You should, unless you also disabled a lazy mode. In some cases the not-lazy filewalker may not log anything on info log level, this is perhaps a bug though.
every 24h since the start date. It’s a hardcoded interval.
Unfortunately, you are not correct. They are different chores.
The garbage collector and the retain process are definitely related to a Bloom Filter sent from the satellites, and they are sent at least once a week.
However, the trash filewalker is running independently of these ones, it’s simple run every 24h since the node start.
I’ll say it once again: a proper operations manual would be so useful. We keep explaining the same thing again and again.
Yes, but I do not know how to keep it updated. Even my small topic how to catch all filewalkers from the log has become outdated in a few weeks. So I made it a wiki:
File walkers weren’t changed for, I think, two years. But yeah, it takes time to keep it updated. It would still be less time than answering the same questions again and again.

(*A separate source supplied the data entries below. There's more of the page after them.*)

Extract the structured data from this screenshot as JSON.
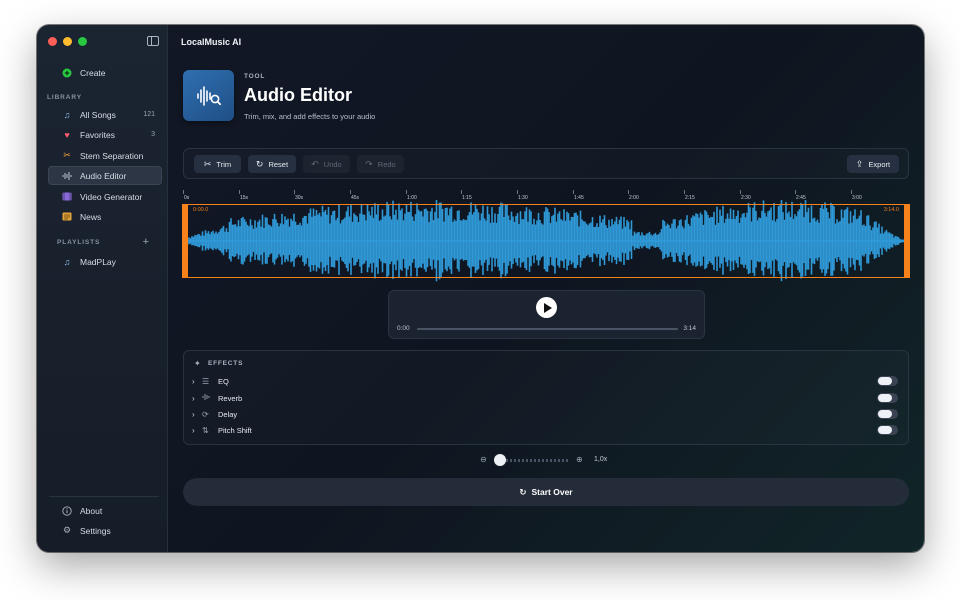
{
  "app": {
    "title": "LocalMusic AI"
  },
  "sidebar": {
    "create_label": "Create",
    "library_label": "LIBRARY",
    "items": [
      {
        "label": "All Songs",
        "count": "121",
        "icon": "music-note-icon"
      },
      {
        "label": "Favorites",
        "count": "3",
        "icon": "heart-icon"
      },
      {
        "label": "Stem Separation",
        "count": "",
        "icon": "scissors-icon"
      },
      {
        "label": "Audio Editor",
        "count": "",
        "icon": "waveform-icon",
        "active": true
      },
      {
        "label": "Video Generator",
        "count": "",
        "icon": "film-icon"
      },
      {
        "label": "News",
        "count": "",
        "icon": "newspaper-icon"
      }
    ],
    "playlists_label": "PLAYLISTS",
    "playlists": [
      {
        "label": "MadPLay",
        "icon": "music-note-icon"
      }
    ],
    "about_label": "About",
    "settings_label": "Settings"
  },
  "header": {
    "tool_label": "TOOL",
    "title": "Audio Editor",
    "subtitle": "Trim, mix, and add effects to your audio"
  },
  "toolbar": {
    "trim_label": "Trim",
    "reset_label": "Reset",
    "undo_label": "Undo",
    "redo_label": "Redo",
    "export_label": "Export"
  },
  "timeline": {
    "ticks": [
      "0s",
      "15s",
      "30s",
      "45s",
      "1:00",
      "1:15",
      "1:30",
      "1:45",
      "2:00",
      "2:15",
      "2:30",
      "2:45",
      "3:00"
    ],
    "selection_start": "0:00.0",
    "selection_end": "3:14.0"
  },
  "player": {
    "current_time": "0:00",
    "duration": "3:14",
    "progress": 0
  },
  "effects": {
    "title": "EFFECTS",
    "items": [
      {
        "label": "EQ",
        "icon": "sliders-icon",
        "enabled": false
      },
      {
        "label": "Reverb",
        "icon": "wave-icon",
        "enabled": false
      },
      {
        "label": "Delay",
        "icon": "repeat-icon",
        "enabled": false
      },
      {
        "label": "Pitch Shift",
        "icon": "arrows-updown-icon",
        "enabled": false
      }
    ]
  },
  "zoom": {
    "value_label": "1,0x",
    "level": 0
  },
  "actions": {
    "start_over_label": "Start Over"
  },
  "colors": {
    "accent": "#f7821b",
    "waveform": "#2f98d6",
    "create": "#28c840"
  }
}
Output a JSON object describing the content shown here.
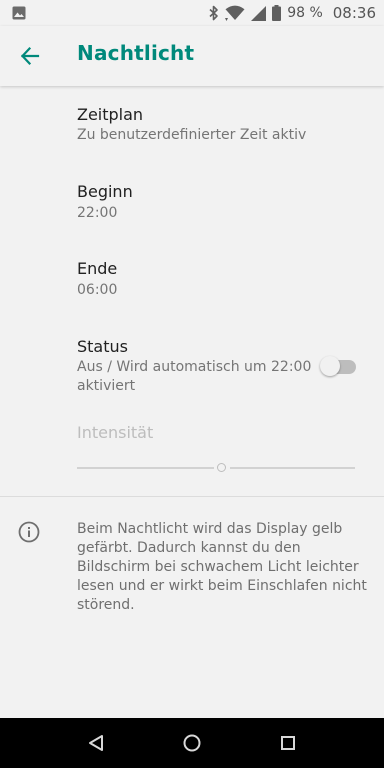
{
  "status_bar": {
    "battery": "98 %",
    "time": "08:36",
    "icons": [
      "image-icon",
      "bluetooth-icon",
      "wifi-icon",
      "signal-icon",
      "battery-icon"
    ]
  },
  "app_bar": {
    "title": "Nachtlicht",
    "back_icon": "arrow-back-icon",
    "accent_color": "#00897b"
  },
  "prefs": {
    "schedule": {
      "title": "Zeitplan",
      "summary": "Zu benutzerdefinierter Zeit aktiv"
    },
    "start": {
      "title": "Beginn",
      "summary": "22:00"
    },
    "end": {
      "title": "Ende",
      "summary": "06:00"
    },
    "status": {
      "title": "Status",
      "summary_line1": "Aus / Wird automatisch um 22:00",
      "summary_line2": "aktiviert",
      "toggle_on": false
    },
    "intensity": {
      "title": "Intensität",
      "enabled": false,
      "value": 0.52
    }
  },
  "info": {
    "icon": "info-icon",
    "text": "Beim Nachtlicht wird das Display gelb gefärbt. Dadurch kannst du den Bildschirm bei schwachem Licht leichter lesen und er wirkt beim Einschlafen nicht störend."
  },
  "nav_bar": {
    "buttons": [
      "back-triangle-icon",
      "home-circle-icon",
      "overview-square-icon"
    ]
  }
}
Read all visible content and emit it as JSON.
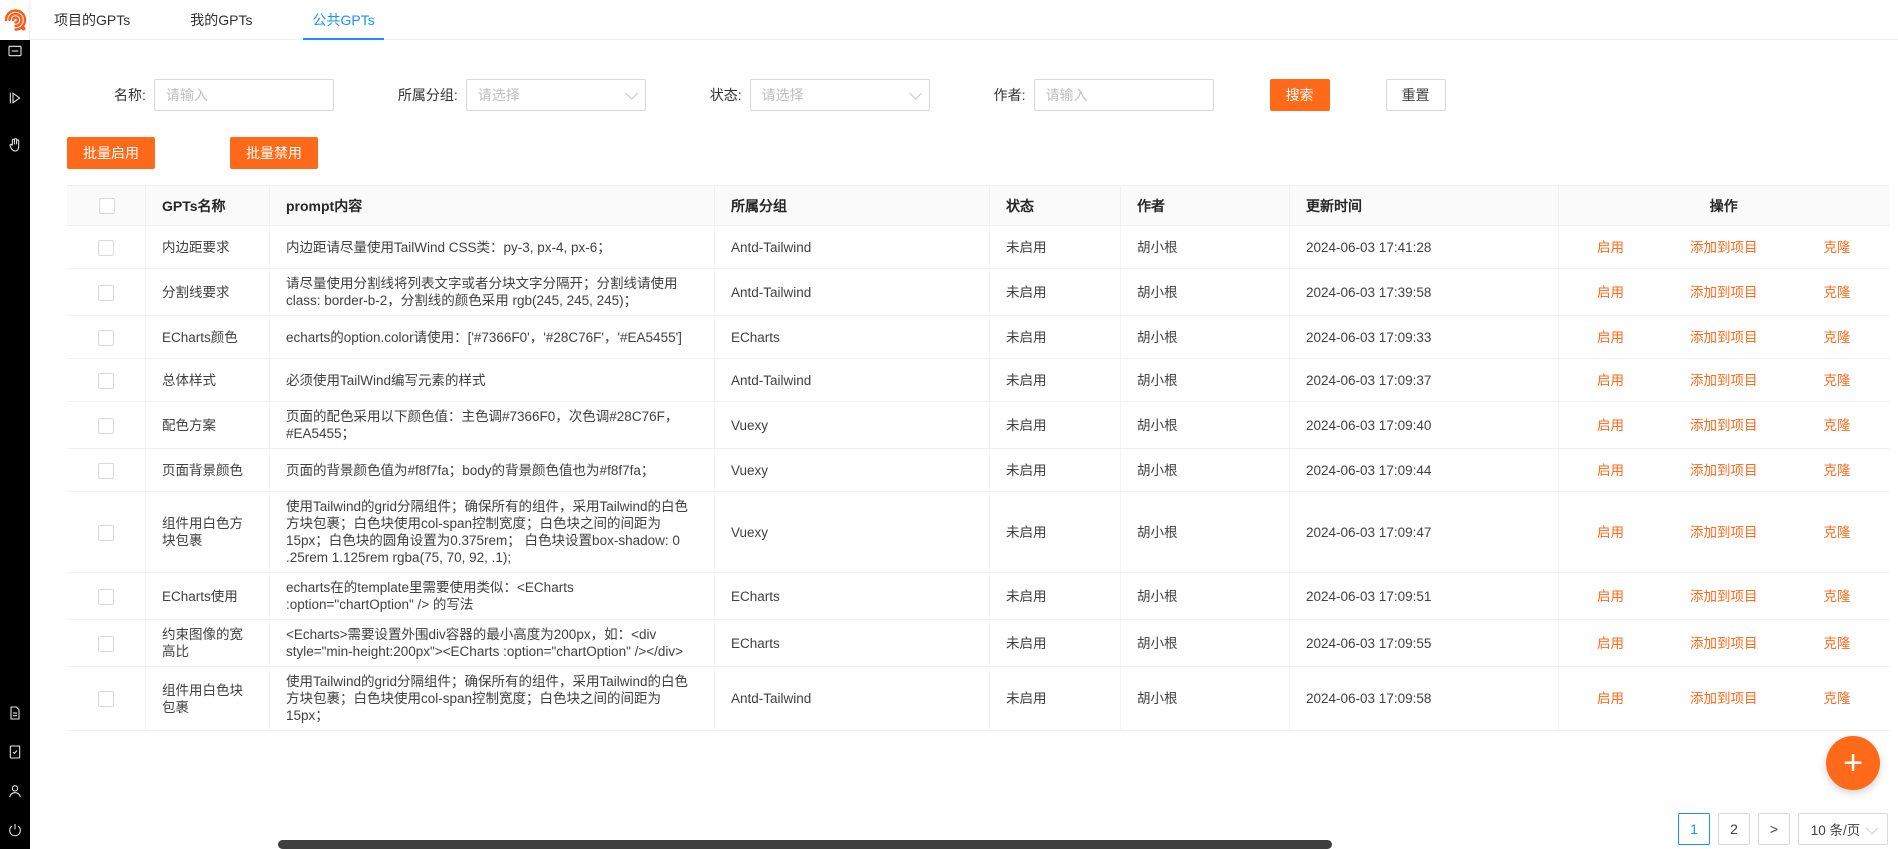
{
  "colors": {
    "accent": "#ff6a1a",
    "tab_active": "#1890ff"
  },
  "navbar": {
    "tabs": [
      {
        "label": "项目的GPTs",
        "active": false
      },
      {
        "label": "我的GPTs",
        "active": false
      },
      {
        "label": "公共GPTs",
        "active": true
      }
    ]
  },
  "sidebar": {
    "icons_top": [
      "collapse-panel-icon",
      "run-icon",
      "hand-icon"
    ],
    "icons_bottom": [
      "document-icon",
      "audit-icon",
      "user-icon",
      "power-icon"
    ]
  },
  "filters": {
    "name_label": "名称:",
    "name_placeholder": "请输入",
    "group_label": "所属分组:",
    "group_placeholder": "请选择",
    "status_label": "状态:",
    "status_placeholder": "请选择",
    "author_label": "作者:",
    "author_placeholder": "请输入",
    "search_label": "搜索",
    "reset_label": "重置"
  },
  "batch": {
    "enable_label": "批量启用",
    "disable_label": "批量禁用"
  },
  "table": {
    "columns": [
      "",
      "GPTs名称",
      "prompt内容",
      "所属分组",
      "状态",
      "作者",
      "更新时间",
      "操作"
    ],
    "row_action_labels": [
      "启用",
      "添加到项目",
      "克隆"
    ],
    "rows": [
      {
        "name": "内边距要求",
        "prompt": "内边距请尽量使用TailWind CSS类：py-3, px-4, px-6；",
        "group": "Antd-Tailwind",
        "status": "未启用",
        "author": "胡小根",
        "updated": "2024-06-03 17:41:28"
      },
      {
        "name": "分割线要求",
        "prompt": "请尽量使用分割线将列表文字或者分块文字分隔开；分割线请使用class: border-b-2，分割线的颜色采用 rgb(245, 245, 245)；",
        "group": "Antd-Tailwind",
        "status": "未启用",
        "author": "胡小根",
        "updated": "2024-06-03 17:39:58"
      },
      {
        "name": "ECharts颜色",
        "prompt": "echarts的option.color请使用：['#7366F0'，'#28C76F'，'#EA5455']",
        "group": "ECharts",
        "status": "未启用",
        "author": "胡小根",
        "updated": "2024-06-03 17:09:33"
      },
      {
        "name": "总体样式",
        "prompt": "必须使用TailWind编写元素的样式",
        "group": "Antd-Tailwind",
        "status": "未启用",
        "author": "胡小根",
        "updated": "2024-06-03 17:09:37"
      },
      {
        "name": "配色方案",
        "prompt": "页面的配色采用以下颜色值：主色调#7366F0，次色调#28C76F，#EA5455；",
        "group": "Vuexy",
        "status": "未启用",
        "author": "胡小根",
        "updated": "2024-06-03 17:09:40"
      },
      {
        "name": "页面背景颜色",
        "prompt": "页面的背景颜色值为#f8f7fa；body的背景颜色值也为#f8f7fa；",
        "group": "Vuexy",
        "status": "未启用",
        "author": "胡小根",
        "updated": "2024-06-03 17:09:44"
      },
      {
        "name": "组件用白色方块包裹",
        "prompt": "使用Tailwind的grid分隔组件；确保所有的组件，采用Tailwind的白色方块包裹；白色块使用col-span控制宽度；白色块之间的间距为15px；白色块的圆角设置为0.375rem； 白色块设置box-shadow: 0 .25rem 1.125rem rgba(75, 70, 92, .1);",
        "group": "Vuexy",
        "status": "未启用",
        "author": "胡小根",
        "updated": "2024-06-03 17:09:47"
      },
      {
        "name": "ECharts使用",
        "prompt": "echarts在的template里需要使用类似：<ECharts :option=\"chartOption\" /> 的写法",
        "group": "ECharts",
        "status": "未启用",
        "author": "胡小根",
        "updated": "2024-06-03 17:09:51"
      },
      {
        "name": "约束图像的宽高比",
        "prompt": "<Echarts>需要设置外围div容器的最小高度为200px，如：<div style=\"min-height:200px\"><ECharts :option=\"chartOption\" /></div>",
        "group": "ECharts",
        "status": "未启用",
        "author": "胡小根",
        "updated": "2024-06-03 17:09:55"
      },
      {
        "name": "组件用白色块包裹",
        "prompt": "使用Tailwind的grid分隔组件；确保所有的组件，采用Tailwind的白色方块包裹；白色块使用col-span控制宽度；白色块之间的间距为15px；",
        "group": "Antd-Tailwind",
        "status": "未启用",
        "author": "胡小根",
        "updated": "2024-06-03 17:09:58"
      }
    ]
  },
  "pagination": {
    "pages": [
      "1",
      "2"
    ],
    "active_page": "1",
    "next_label": ">",
    "page_size_label": "10 条/页"
  },
  "fab": {
    "label": "+"
  }
}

There are certain SATA cards that are just controllers (ie no different than your motherboard onboard ports). Example boards based on ASM1166 (6 port cards). You can safely use these for storj.
Other cards have a port multiplier on top of the controller. Example boards with Marvell 88SE9215+JMB575 (8 port cards). 88SE9215 is the controller, JBM575 is the port multiplier. You should avoid these for storj. They are typically used for workloads that don’t require a separate “line” (sata interface) to each drive. If the workload is low, you can split a single interface to a couple of drives.
With regards to running baremetal Linux:
- one node per drive
- storj drives formatted as ext4 with no lvm
- use an SSD for the OS (can have the databases on it as well)
- stuff as much RAM as you can afford (er sorry, have laying around). Some RAM should be left for OS+buffers+cache, so just because you “only” need 1GB per node under normal usage, doesn’t mean you should run 16 nodes on 16GB.
- setup proper services for the node (ie systemd)
- skip storagenode-updater and keep an eye out on version.storj.io for the update cycles
storj drives should be listed in /etc/fstab as:
UUID=(YOUR_PARTITION'S UUID AS SHOWN BY lsblk -o+UUID) /mnt/node1 ext4 defaults,noatime 0 0
If the system restarts abnormally (ie due to power outage), stop node services, unmount the storj drives and manually run fsck on them. Fix, mount -a and restart services. This is a consequence of the last column being a 0 (don’t scan on boot).
Regarding actual config.yaml tuning, I turn on lazy and turn off scan on startup. I only switch on scan when I suspect that the usage reported is deviating far enough from the actual usage. Other than that pretty much vanilla settings.